Hazardous Properties Of Heavy Metals

(1) Naturalness:

Humans who have lived in the natural environment for a long time have strong adaptability to natural substances. Someone analyzed the distribution of more than 60 common elements in the human body and found that the percentage of most of them in the human blood is very similar to their percentage in the earth’s crust. Humans, however, have much less tolerance for synthetic chemicals. Therefore, distinguishing the natural or artificial properties of pollutants can help to estimate the degree of harm to humans. Heavy metals such as lead, cadmium, mercury, and arsenic are enriched in the surrounding environment of humans due to the development of industrial activities, enter the human body through the atmosphere, water, food, etc., and accumulate in certain organs of the human body, causing chronic poisoning and harm Human health.

(2) Toxicity:

The main factors that determine the toxicity of pollutants are their material properties, content and existing forms. For example, chromium has three forms: divalent, trivalent and hexavalent. Among them, hexavalent chromium is highly toxic, and trivalent chromium is one of the important elements of human metabolism. In natural waters, the toxicity of heavy metals is generally in the range of 1 to 10 mg/L, while the toxicity of mercury and cadmium is in the range of 0.01 to 0.001 mg/L.

(3) Space-time distribution:

After pollutants enter the environment, they are diluted and diffused with the flow of water and air, which may cause a wider range of pollution from point sources to non-point sources. Moreover, at different spatial locations, the concentration and intensity distribution of pollutants change with time. vary.

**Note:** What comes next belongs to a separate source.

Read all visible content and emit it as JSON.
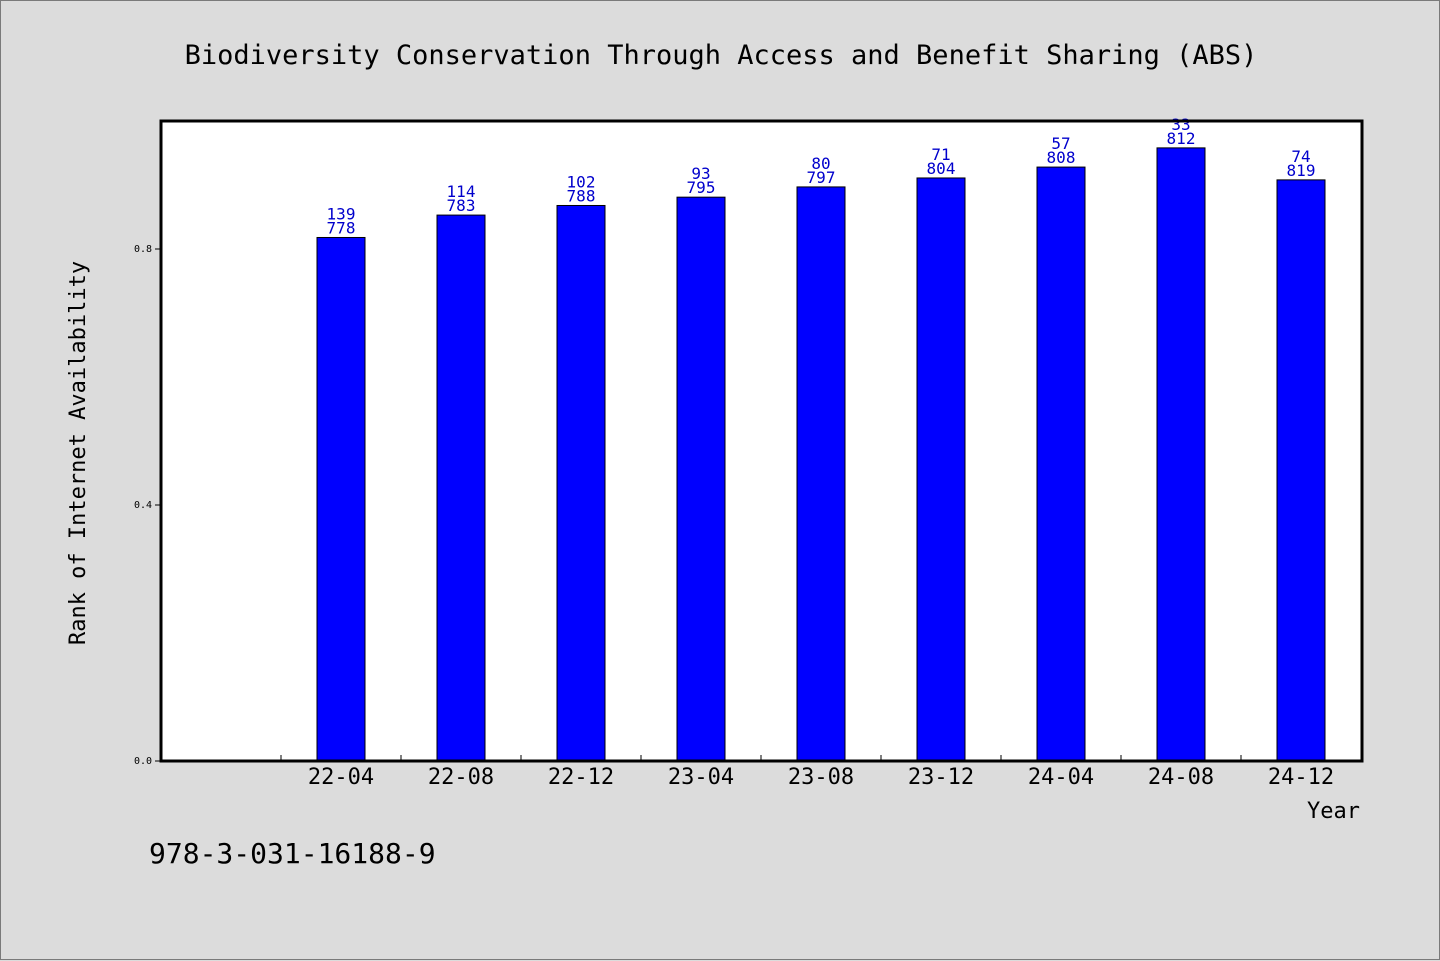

(4) Activity and persistence:

Activity and persistence indicate how stable a pollutant is in the environment. Pollutants with high activity are prone to chemical reactions in the environment or during the treatment process, and their toxicity is reduced, but they may also generate more toxic pollutants than the original ones, which constitute secondary pollution. For example, mercury can be converted into methylmercury, which is more toxic. Contrary to activity, persistence means that some pollutants can maintain their harmfulness for a long time. For example, heavy metals such as lead and cadmium are toxic and difficult to degrade in nature, and can produce bioaccumulation, threatening human health and survival for a long time.

(5) Biodegradability:

Some pollutants can be absorbed, utilized and decomposed by organisms, and finally generate harmless stable substances. Most organic matter has the possibility of being decomposed by biology, and most heavy metals are not easily decomposed by biology. Therefore, once heavy metal pollution occurs, it will be more difficult to control and more harmful.

(6) Bioaccumulation:

Bioaccumulation includes two aspects: one is the accumulation of pollutants in the environment through the food chain and chemical and physical effects. The second is the accumulation of pollutants in certain organs and tissues of the human body due to long-term intake. For example, cadmium can accumulate in the human body’s liver, kidney and other organs and tissues, causing damage to various organs and tissues. Another example is the Minamata disease incident in Japan from 1953 to 1961. Inorganic mercury was converted into methylmercury in seawater, which was ingested and accumulated by fish and shellfish.

(7) Additivity of the effect on the organism:

A variety of pollutants coexist and interact with organisms. There are two types of additive effects of pollutants on organisms: one is synergistic effect, mixed pollutants make the harm to the environment more serious than the simple addition of pollutants; the other is antagonistic effect, pollutants coexist time to weaken each other’s harm.